Two guys from the University of Calgary try to put a happy face on the story by announcing, “Ancient fossil holds new insights into how fish evolved onto land“, but admit that the study “forces a radical rethink of what evolution was capable of among the first tetrapods.” Note to evolutionists: you guys didn’t predict that. You thought evolution happened slowly in a straight line from fish to landlubber. Not. “Lethiscus shows immediate, and dramatic, evolutionary experimentation.

Pliosaur problem (Phys.org). Here’s another back-to-the-drawing-board admission about a large marine reptile: “A new species of a fossil pliosaur (large predatory marine reptile from the ‘age of dinosaur’) has been found in Russia and profoundly change [sic] how we understand the evolution of the group, says an international team of scientists.” They appeal to convergence again.

Darwin Flubber in fish (Phys.org). Is “convergence” an explanation or a rescue device? “Distant fish relatives share looks,” this article says, attributing the similarities between distant fish relatives to “convergent evolution” as if that is some kind of law of nature instead of a falsification of Darwinian theory.

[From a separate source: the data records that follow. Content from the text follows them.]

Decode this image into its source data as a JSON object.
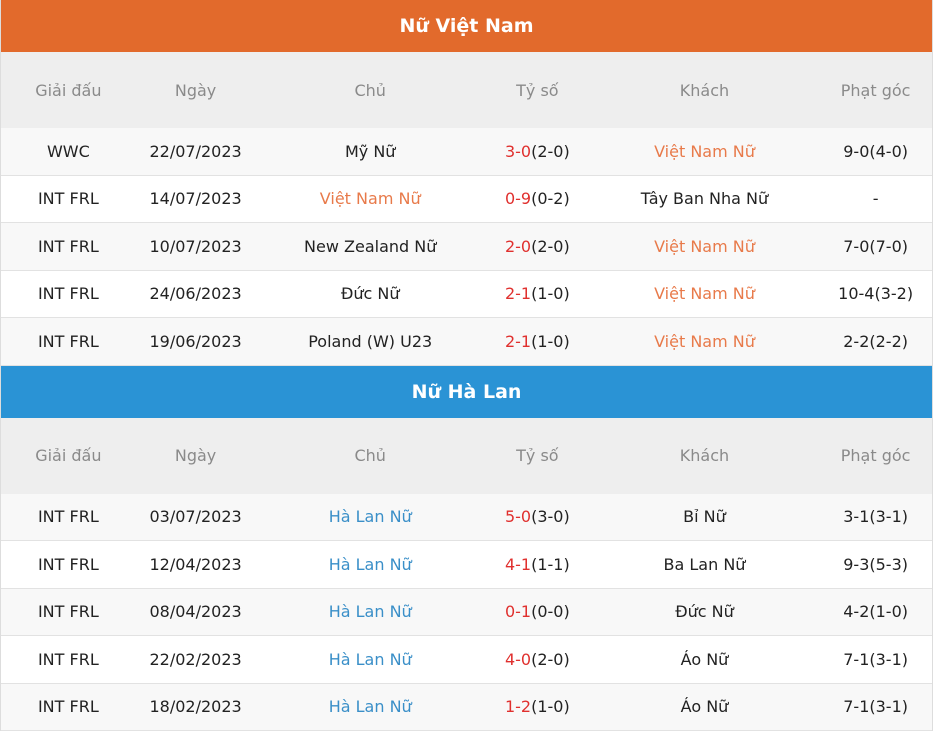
{
  "colors": {
    "vn_banner": "#e26a2c",
    "nl_banner": "#2a93d5",
    "vn_team": "#e87a4a",
    "nl_team": "#3a8fc8",
    "score_red": "#e0302e"
  },
  "columns": [
    "Giải đấu",
    "Ngày",
    "Chủ",
    "Tỷ số",
    "Khách",
    "Phạt góc"
  ],
  "vietnam": {
    "title": "Nữ Việt Nam",
    "rows": [
      {
        "league": "WWC",
        "date": "22/07/2023",
        "home": "Mỹ Nữ",
        "home_hl": false,
        "score": "3-0",
        "half": "(2-0)",
        "away": "Việt Nam Nữ",
        "away_hl": true,
        "corners": "9-0(4-0)"
      },
      {
        "league": "INT FRL",
        "date": "14/07/2023",
        "home": "Việt Nam Nữ",
        "home_hl": true,
        "score": "0-9",
        "half": "(0-2)",
        "away": "Tây Ban Nha Nữ",
        "away_hl": false,
        "corners": "-"
      },
      {
        "league": "INT FRL",
        "date": "10/07/2023",
        "home": "New Zealand Nữ",
        "home_hl": false,
        "score": "2-0",
        "half": "(2-0)",
        "away": "Việt Nam Nữ",
        "away_hl": true,
        "corners": "7-0(7-0)"
      },
      {
        "league": "INT FRL",
        "date": "24/06/2023",
        "home": "Đức Nữ",
        "home_hl": false,
        "score": "2-1",
        "half": "(1-0)",
        "away": "Việt Nam Nữ",
        "away_hl": true,
        "corners": "10-4(3-2)"
      },
      {
        "league": "INT FRL",
        "date": "19/06/2023",
        "home": "Poland (W) U23",
        "home_hl": false,
        "score": "2-1",
        "half": "(1-0)",
        "away": "Việt Nam Nữ",
        "away_hl": true,
        "corners": "2-2(2-2)"
      }
    ]
  },
  "netherlands": {
    "title": "Nữ Hà Lan",
    "rows": [
      {
        "league": "INT FRL",
        "date": "03/07/2023",
        "home": "Hà Lan Nữ",
        "home_hl": true,
        "score": "5-0",
        "half": "(3-0)",
        "away": "Bỉ Nữ",
        "away_hl": false,
        "corners": "3-1(3-1)"
      },
      {
        "league": "INT FRL",
        "date": "12/04/2023",
        "home": "Hà Lan Nữ",
        "home_hl": true,
        "score": "4-1",
        "half": "(1-1)",
        "away": "Ba Lan Nữ",
        "away_hl": false,
        "corners": "9-3(5-3)"
      },
      {
        "league": "INT FRL",
        "date": "08/04/2023",
        "home": "Hà Lan Nữ",
        "home_hl": true,
        "score": "0-1",
        "half": "(0-0)",
        "away": "Đức Nữ",
        "away_hl": false,
        "corners": "4-2(1-0)"
      },
      {
        "league": "INT FRL",
        "date": "22/02/2023",
        "home": "Hà Lan Nữ",
        "home_hl": true,
        "score": "4-0",
        "half": "(2-0)",
        "away": "Áo Nữ",
        "away_hl": false,
        "corners": "7-1(3-1)"
      },
      {
        "league": "INT FRL",
        "date": "18/02/2023",
        "home": "Hà Lan Nữ",
        "home_hl": true,
        "score": "1-2",
        "half": "(1-0)",
        "away": "Áo Nữ",
        "away_hl": false,
        "corners": "7-1(3-1)"
      }
    ]
  }
}
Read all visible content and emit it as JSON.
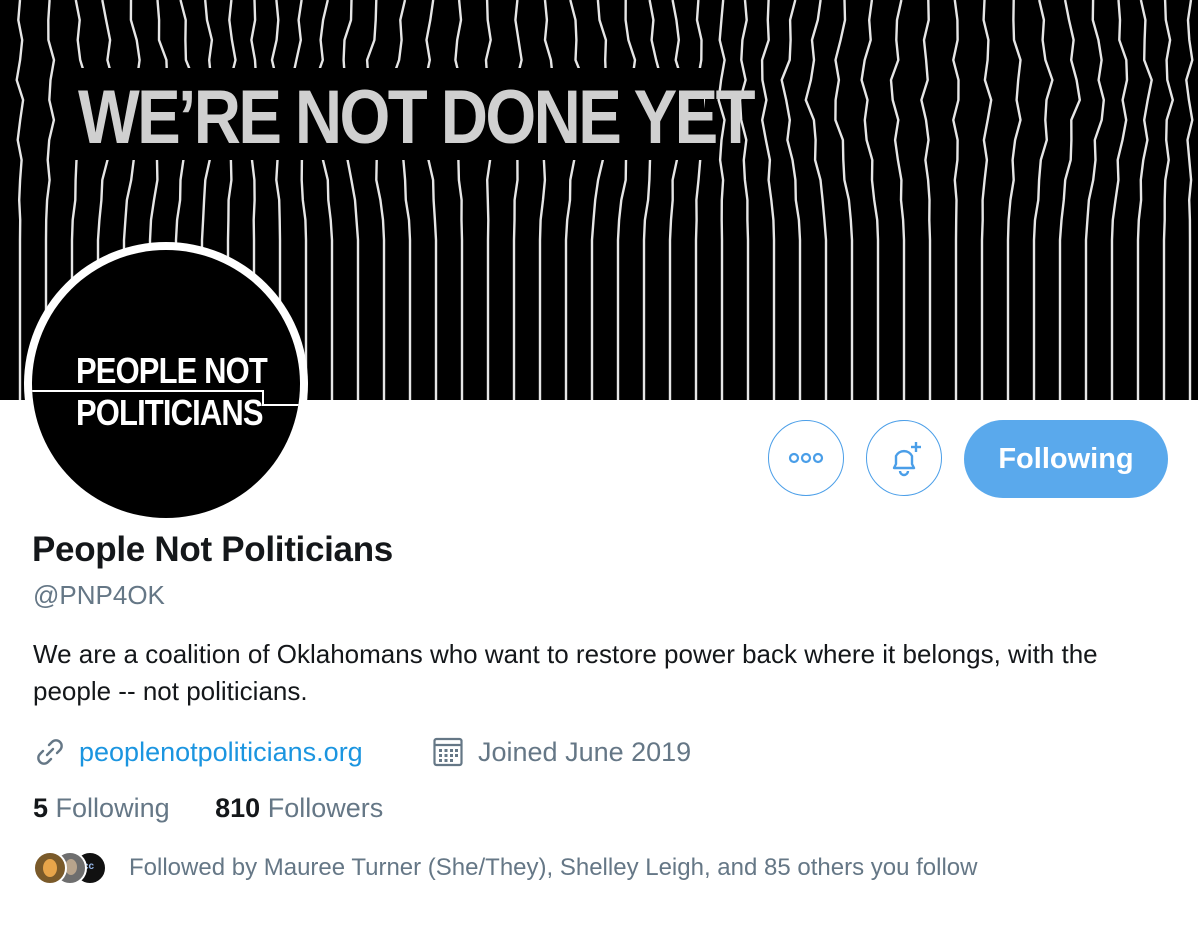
{
  "banner": {
    "headline": "WE’RE NOT DONE YET"
  },
  "avatar": {
    "line1": "PEOPLE NOT",
    "line2": "POLITICIANS"
  },
  "actions": {
    "more_icon": "more-dots-icon",
    "notify_icon": "bell-plus-icon",
    "follow_label": "Following",
    "accent": "#5aa9ec"
  },
  "profile": {
    "name": "People Not Politicians",
    "handle": "@PNP4OK",
    "bio": "We are a coalition of Oklahomans who want to restore power back where it belongs, with the people -- not politicians.",
    "website": "peoplenotpoliticians.org",
    "joined": "Joined June 2019"
  },
  "stats": {
    "following_count": "5",
    "following_label": "Following",
    "followers_count": "810",
    "followers_label": "Followers"
  },
  "followed_by": {
    "text": "Followed by Mauree Turner (She/They), Shelley Leigh, and 85 others you follow",
    "avatars": [
      "follower-avatar-1",
      "follower-avatar-2",
      "follower-avatar-3"
    ]
  },
  "colors": {
    "link": "#1b95e0",
    "muted": "#657786",
    "text": "#14171a"
  }
}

James Cook University scientists have found evidence that even distantly related Australian fish species have evolved to look and act like each other, which confirms a central tenet of evolutionary theory.

Dr Aaron Davis from the Centre for Tropical Water and Aquatic Ecosystem Research (TropWATER) at JCU said the phenomenon, known as convergent evolution, happens when different fish adopt similar lifestyles and evolve through time to look very similar….

Convergent evolution is one of the fundamental predictions of evolutionary theory.

But Kevin Padian admitted in Nature, “We can catalogue examples all day, but is there any real theory of convergence? We cannot assert that some lineages are ‘fated’ to converge on these features.” In other words, convergence is not a natural law that organisms are under obligation to follow. Instead, convergence should be understood as one of the ingredients of Darwin Flubber.

Fossils exist in the rocks. Evolution exists in the imagination. C. S. Lewis complained about that. In C. S. Lewis: Anti-Darwinist, Jerry Bergman summarizes his view, saying, “Evolutionary naturalism, Lewis explained, is ‘not the logical result of what is vaguely called “modern science”‘, but rather is a picture of reality that has resulted, not from empirical evidence, but from imagination” (p. 97).